Problems with Circle Line driverless system

There are some flaws in the current driverless train system of the Circle Line.

I have encountered two situations similar to Mr Ronnie Neo Soon Heng's ("Improve train door safety"; last Thursday), where the train door suddenly closed in less than 10 seconds - on Oct 8 last year and March 3 this year - despite a huge crowd still alighting from the train.

Safety features were not working on those two occasions ("Train door safety: SMRT replies"; yesterday).

The train doors did not reopen upon hitting something, and did not close with less force when the gap became narrower.
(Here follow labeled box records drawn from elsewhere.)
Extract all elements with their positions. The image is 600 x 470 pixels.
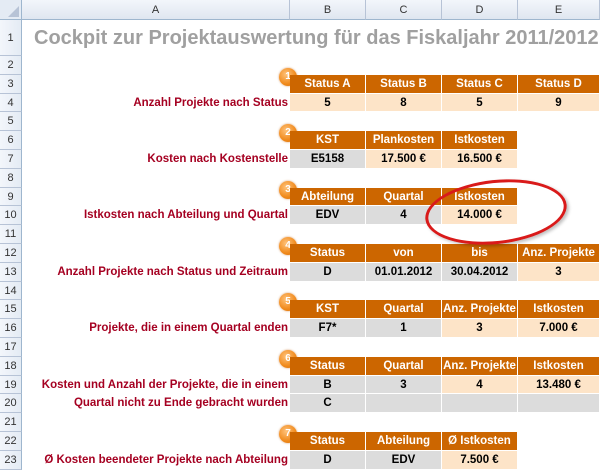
row-header[interactable]: 8 [0, 168, 22, 188]
table-header-cell[interactable]: von [366, 244, 442, 263]
result-cell[interactable]: 5 [442, 93, 518, 113]
table-header-cell[interactable]: bis [442, 244, 518, 263]
table-header-cell[interactable]: Status [290, 244, 366, 263]
result-cell[interactable]: 3 [442, 319, 518, 338]
row-header[interactable]: 12 [0, 244, 22, 263]
column-header-e[interactable]: E [518, 0, 600, 20]
table-header-cell[interactable]: Abteilung [366, 432, 442, 451]
row-header[interactable]: 19 [0, 375, 22, 395]
row-label: Ø Kosten beendeter Projekte nach Abteilu… [44, 453, 288, 466]
input-cell[interactable] [366, 394, 442, 414]
input-cell[interactable]: 30.04.2012 [442, 262, 518, 282]
sheet-title[interactable]: Cockpit zur Projektauswertung für das Fi… [34, 27, 599, 49]
row-label: Quartal nicht zu Ende gebracht wurden [73, 397, 288, 410]
result-cell[interactable]: 7.000 € [518, 319, 600, 338]
table-header-cell[interactable]: Istkosten [518, 300, 600, 320]
table-header-cell[interactable]: Abteilung [290, 187, 366, 207]
result-cell[interactable]: 14.000 € [442, 206, 518, 226]
row-label: Anzahl Projekte nach Status [133, 96, 288, 109]
table-header-cell[interactable]: Quartal [366, 356, 442, 376]
input-cell[interactable]: EDV [290, 206, 366, 226]
result-cell[interactable]: 8 [366, 93, 442, 113]
input-cell[interactable]: 01.01.2012 [366, 262, 442, 282]
input-cell[interactable]: B [290, 375, 366, 395]
row-header[interactable]: 23 [0, 450, 22, 470]
row-label: Kosten nach Kostenstelle [147, 153, 288, 165]
table-header-cell[interactable]: Istkosten [518, 356, 600, 376]
input-cell[interactable]: 4 [366, 206, 442, 226]
input-cell[interactable]: E5158 [290, 150, 366, 169]
result-cell[interactable]: 3 [518, 262, 600, 282]
row-label: Anzahl Projekte nach Status und Zeitraum [57, 265, 288, 278]
row-header[interactable]: 6 [0, 131, 22, 150]
table-header-cell[interactable]: Istkosten [442, 187, 518, 207]
table-header-cell[interactable]: Status [290, 356, 366, 376]
row-header[interactable]: 3 [0, 74, 22, 94]
table-header-cell[interactable]: Ø Istkosten [442, 432, 518, 451]
row-header[interactable]: 15 [0, 300, 22, 320]
column-header-c[interactable]: C [366, 0, 442, 20]
result-cell[interactable]: 4 [442, 375, 518, 395]
input-cell[interactable]: 3 [366, 375, 442, 395]
result-cell[interactable]: 7.500 € [442, 450, 518, 470]
row-header[interactable]: 14 [0, 281, 22, 301]
select-all-corner[interactable] [0, 0, 22, 20]
row-header[interactable]: 5 [0, 112, 22, 132]
table-header-cell[interactable]: Istkosten [442, 131, 518, 150]
input-cell[interactable]: F7* [290, 319, 366, 338]
table-header-cell[interactable]: Anz. Projekte [442, 300, 518, 320]
result-cell[interactable]: 9 [518, 93, 600, 113]
row-header[interactable]: 20 [0, 394, 22, 414]
table-header-cell[interactable]: Quartal [366, 187, 442, 207]
input-cell[interactable]: D [290, 450, 366, 470]
column-header-b[interactable]: B [290, 0, 366, 20]
table-header-cell[interactable]: Status D [518, 74, 600, 94]
result-cell[interactable]: 5 [290, 93, 366, 113]
row-header[interactable]: 10 [0, 206, 22, 226]
table-header-cell[interactable]: Plankosten [366, 131, 442, 150]
row-header[interactable]: 2 [0, 56, 22, 75]
result-cell[interactable]: 17.500 € [366, 150, 442, 169]
input-cell[interactable]: D [290, 262, 366, 282]
input-cell[interactable]: C [290, 394, 366, 414]
row-header[interactable]: 16 [0, 319, 22, 338]
row-header[interactable]: 21 [0, 413, 22, 432]
table-header-cell[interactable]: KST [290, 300, 366, 320]
result-cell[interactable]: 16.500 € [442, 150, 518, 169]
table-header-cell[interactable]: KST [290, 131, 366, 150]
row-header[interactable]: 18 [0, 356, 22, 376]
row-header[interactable]: 9 [0, 187, 22, 207]
input-cell[interactable]: 1 [366, 319, 442, 338]
row-label: Projekte, die in einem Quartal enden [89, 322, 288, 335]
column-header-d[interactable]: D [442, 0, 518, 20]
table-header-cell[interactable]: Quartal [366, 300, 442, 320]
table-header-cell[interactable]: Status A [290, 74, 366, 94]
input-cell[interactable] [442, 394, 518, 414]
table-header-cell[interactable]: Status [290, 432, 366, 451]
row-header[interactable]: 13 [0, 262, 22, 282]
input-cell[interactable] [518, 394, 600, 414]
row-header[interactable]: 11 [0, 225, 22, 244]
row-label: Kosten und Anzahl der Projekte, die in e… [41, 378, 288, 391]
row-header[interactable]: 22 [0, 432, 22, 451]
row-header[interactable]: 4 [0, 93, 22, 113]
row-header[interactable]: 17 [0, 338, 22, 357]
row-header[interactable]: 1 [0, 20, 22, 56]
row-label: Istkosten nach Abteilung und Quartal [83, 209, 288, 222]
table-header-cell[interactable]: Status C [442, 74, 518, 94]
input-cell[interactable]: EDV [366, 450, 442, 470]
column-header-a[interactable]: A [22, 0, 290, 20]
row-header[interactable]: 7 [0, 150, 22, 169]
table-header-cell[interactable]: Anz. Projekte [442, 356, 518, 376]
table-header-cell[interactable]: Anz. Projekte [518, 244, 600, 263]
result-cell[interactable]: 13.480 € [518, 375, 600, 395]
table-header-cell[interactable]: Status B [366, 74, 442, 94]
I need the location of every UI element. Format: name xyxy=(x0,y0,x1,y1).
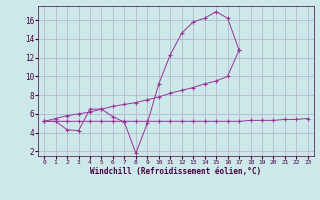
X-axis label: Windchill (Refroidissement éolien,°C): Windchill (Refroidissement éolien,°C) xyxy=(91,167,261,176)
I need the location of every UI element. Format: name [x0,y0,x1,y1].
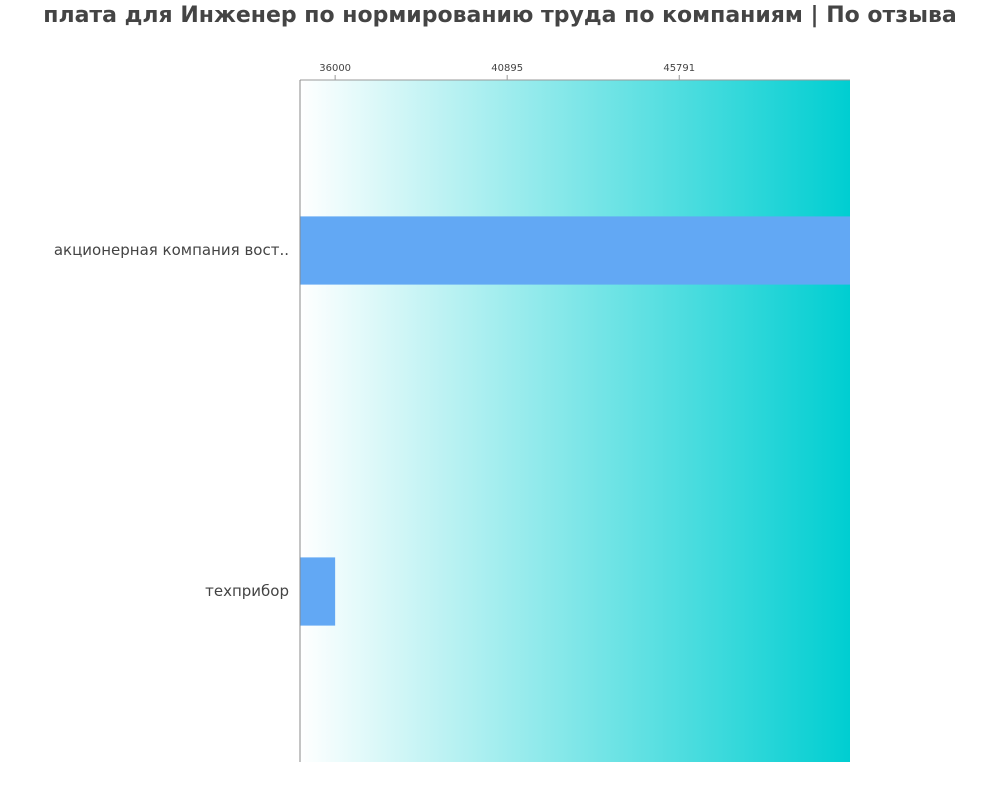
y-tick-label: акционерная компания вост.. [54,241,289,259]
x-tick-label: 45791 [663,63,695,74]
x-tick-label: 36000 [319,63,351,74]
plot-background [300,80,850,762]
bar [300,557,336,626]
x-tick-label: 40895 [491,63,523,74]
chart-title: плата для Инженер по нормированию труда … [43,3,957,28]
y-tick-label: техприбор [205,582,289,600]
bar [300,216,850,285]
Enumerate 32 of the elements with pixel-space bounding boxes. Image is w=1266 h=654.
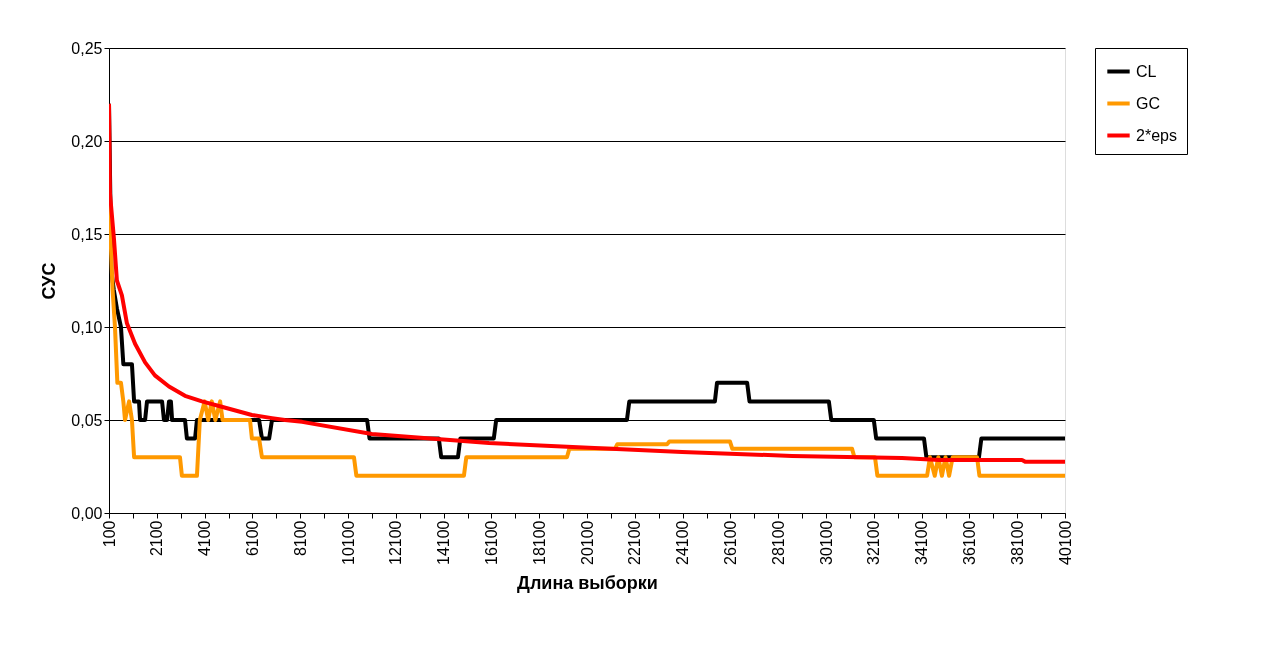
x-tick-label: 38100 — [1008, 520, 1026, 565]
y-tick-label: 0,20 — [71, 132, 103, 150]
x-tick-label: 6100 — [243, 520, 261, 557]
x-tick-label: 20100 — [578, 520, 596, 565]
x-tick-label: 10100 — [339, 520, 357, 565]
x-tick-label: 24100 — [674, 520, 692, 565]
y-tick-label: 0,05 — [71, 411, 103, 429]
x-tick-label: 26100 — [721, 520, 739, 565]
x-tick-label: 34100 — [913, 520, 931, 565]
x-tick-label: 18100 — [530, 520, 548, 565]
x-tick-label: 14100 — [435, 520, 453, 565]
x-tick-label: 28100 — [769, 520, 787, 565]
x-tick-label: 12100 — [387, 520, 405, 565]
x-tick-label: 22100 — [626, 520, 644, 565]
x-tick-label: 4100 — [196, 520, 214, 557]
y-tick-label: 0,10 — [71, 318, 103, 336]
y-tick-label: 0,00 — [71, 504, 103, 522]
y-axis-title: СУС — [39, 262, 60, 300]
x-tick-label: 2100 — [148, 520, 166, 557]
y-tick-label: 0,25 — [71, 39, 103, 57]
x-tick-label: 32100 — [865, 520, 883, 565]
legend-label: 2*eps — [1136, 126, 1177, 144]
x-tick-label: 8100 — [291, 520, 309, 557]
legend-label: GC — [1136, 94, 1160, 112]
x-axis-title: Длина выборки — [517, 572, 658, 593]
x-tick-label: 40100 — [1056, 520, 1074, 565]
x-tick-label: 30100 — [817, 520, 835, 565]
x-tick-label: 16100 — [482, 520, 500, 565]
legend-label: CL — [1136, 62, 1157, 80]
x-tick-label: 36100 — [960, 520, 978, 565]
x-tick-label: 100 — [100, 520, 118, 548]
y-tick-label: 0,15 — [71, 225, 103, 243]
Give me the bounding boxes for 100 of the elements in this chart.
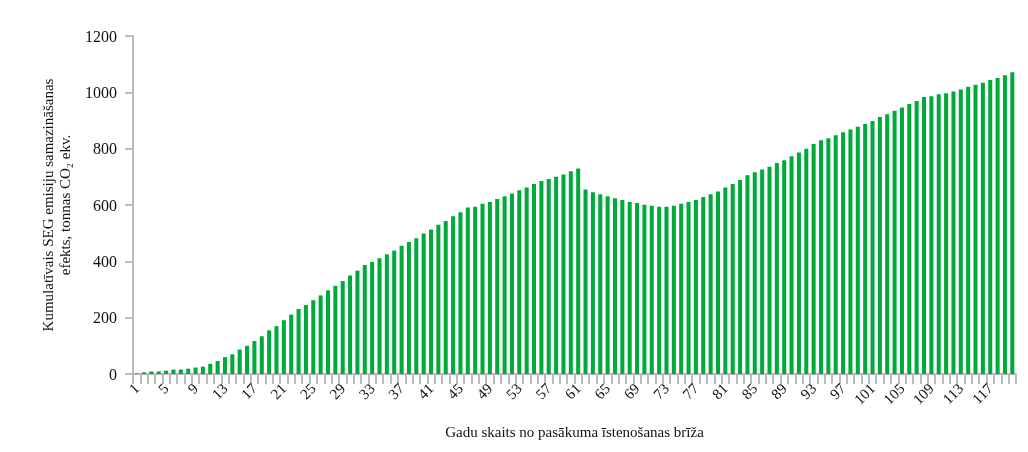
bar (833, 135, 838, 374)
bar (679, 203, 684, 374)
bar (642, 204, 647, 374)
bar (509, 193, 514, 374)
x-tick-label: 69 (620, 380, 643, 403)
bar (348, 275, 353, 374)
bar (303, 304, 308, 374)
x-tick-label: 109 (909, 380, 938, 408)
bar (863, 123, 868, 374)
y-tick-label: 1000 (85, 83, 117, 101)
x-tick-label: 37 (385, 379, 408, 403)
bar (524, 187, 529, 374)
bar (325, 290, 331, 374)
bar (399, 245, 404, 374)
bar (848, 129, 853, 374)
bar (267, 330, 272, 374)
bar (237, 349, 242, 374)
bar (671, 205, 676, 374)
bar (480, 203, 485, 374)
x-tick-label: 57 (532, 379, 555, 403)
bar (458, 212, 463, 374)
x-tick-label: 45 (444, 380, 467, 403)
bar (818, 140, 824, 374)
x-tick-label: 21 (267, 380, 290, 403)
bar (406, 241, 411, 374)
bar (465, 207, 470, 374)
bar (384, 254, 389, 374)
bar (782, 160, 787, 374)
x-tick-label: 89 (767, 380, 790, 403)
bar (539, 181, 544, 374)
bar (495, 199, 500, 374)
bar (311, 300, 316, 374)
bar (723, 187, 728, 374)
x-tick-label: 81 (709, 380, 731, 403)
bar (922, 97, 927, 374)
bar (995, 77, 1000, 374)
bar (899, 107, 904, 374)
bar (296, 308, 301, 374)
bar (767, 166, 772, 374)
x-tick-label: 29 (326, 380, 349, 403)
bar (532, 183, 537, 374)
bar (436, 224, 441, 374)
bar (804, 148, 809, 374)
bar (230, 354, 235, 374)
bar (377, 258, 382, 374)
bar (612, 198, 617, 374)
x-tick-label: 1 (125, 380, 143, 397)
bar (627, 201, 632, 374)
bar (568, 171, 573, 374)
x-tick-label: 73 (650, 380, 673, 403)
bar (451, 216, 456, 374)
bar (855, 126, 860, 374)
bar (811, 143, 816, 374)
x-tick-label: 33 (355, 380, 378, 403)
bar (914, 101, 919, 374)
bar (561, 174, 566, 374)
bar (546, 179, 551, 374)
x-tick-label: 17 (238, 379, 261, 403)
bar (1002, 75, 1007, 374)
bar (620, 199, 625, 374)
bar (370, 261, 375, 374)
bar (738, 179, 743, 374)
bar (951, 91, 956, 374)
bar (200, 366, 205, 374)
x-axis-title: Gadu skaits no pasākuma īstenošanas brīža (445, 423, 705, 440)
x-tick-label: 93 (797, 380, 820, 403)
bar (929, 96, 934, 374)
bar (421, 233, 426, 374)
bar (796, 152, 801, 374)
bar (841, 132, 846, 374)
x-tick-label: 105 (880, 380, 908, 408)
x-tick-label: 25 (297, 380, 319, 403)
bar (355, 270, 360, 374)
bar (936, 94, 941, 374)
bar (988, 79, 993, 374)
bar (245, 345, 250, 374)
y-tick-label: 0 (109, 365, 117, 383)
bar (966, 86, 971, 374)
y-tick-label: 400 (93, 252, 117, 270)
bar (826, 138, 831, 374)
bar (760, 169, 765, 374)
bar (259, 336, 264, 374)
x-tick-label: 85 (738, 380, 761, 403)
bar (745, 175, 750, 374)
bar (554, 176, 559, 374)
bar (178, 369, 183, 374)
bar (870, 121, 875, 374)
bar (318, 295, 323, 374)
bar (973, 84, 978, 374)
bar (892, 110, 897, 374)
x-tick-label: 113 (939, 380, 967, 408)
bar (222, 357, 227, 374)
bar (605, 196, 610, 374)
bar (730, 183, 735, 374)
bar (502, 196, 507, 374)
x-tick-label: 101 (850, 380, 879, 408)
x-tick-label: 53 (503, 380, 525, 403)
bar (362, 265, 367, 374)
bar (789, 156, 794, 374)
bar (980, 82, 985, 374)
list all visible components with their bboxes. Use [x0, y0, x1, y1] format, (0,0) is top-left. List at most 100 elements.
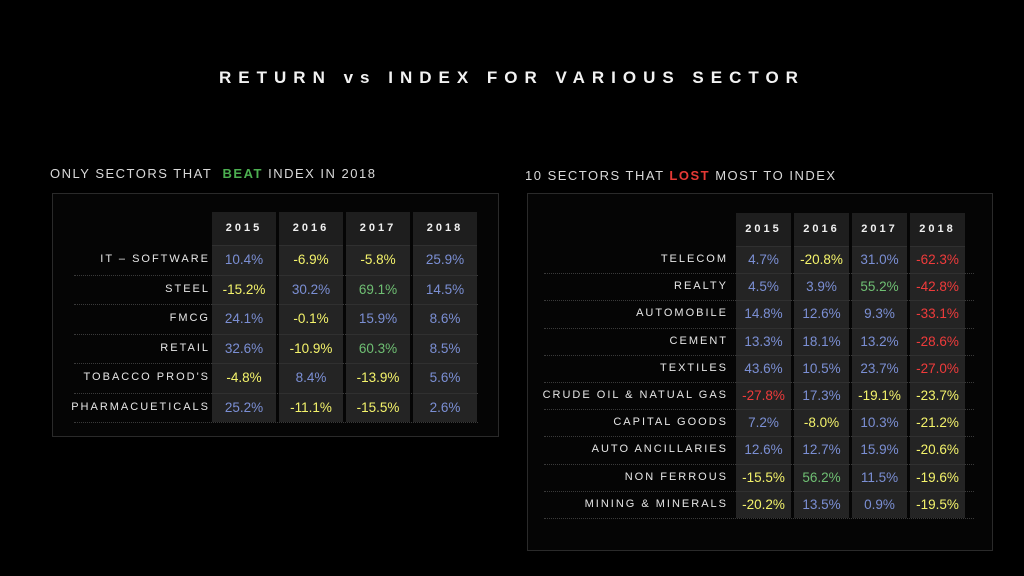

As a result, many passengers were badly hit by the doors on both occasions.

The train schedule should take the size of the crowd that needs to board and alight at each station into consideration, and not attempt to cut short the train dwell time at each station in order to catch up with the planned schedule.

This is especially so whenever there is a breakdown or delay earlier in the day, causing the crowd at most stations to grow.

But instead of allocating more time at each station, the driverless system seems to be shortening the time a train stops at each station in order to catch up with the delayed schedule.

This actually makes the situation worse because many passengers are not given sufficient time to alight and are forced to alight at the next station and take the opposite train back, adding more delay to their journeys.

Likewise, many of the boarding passengers in the queue would not have a chance to board the train despite there being empty space vacated by alighting passengers.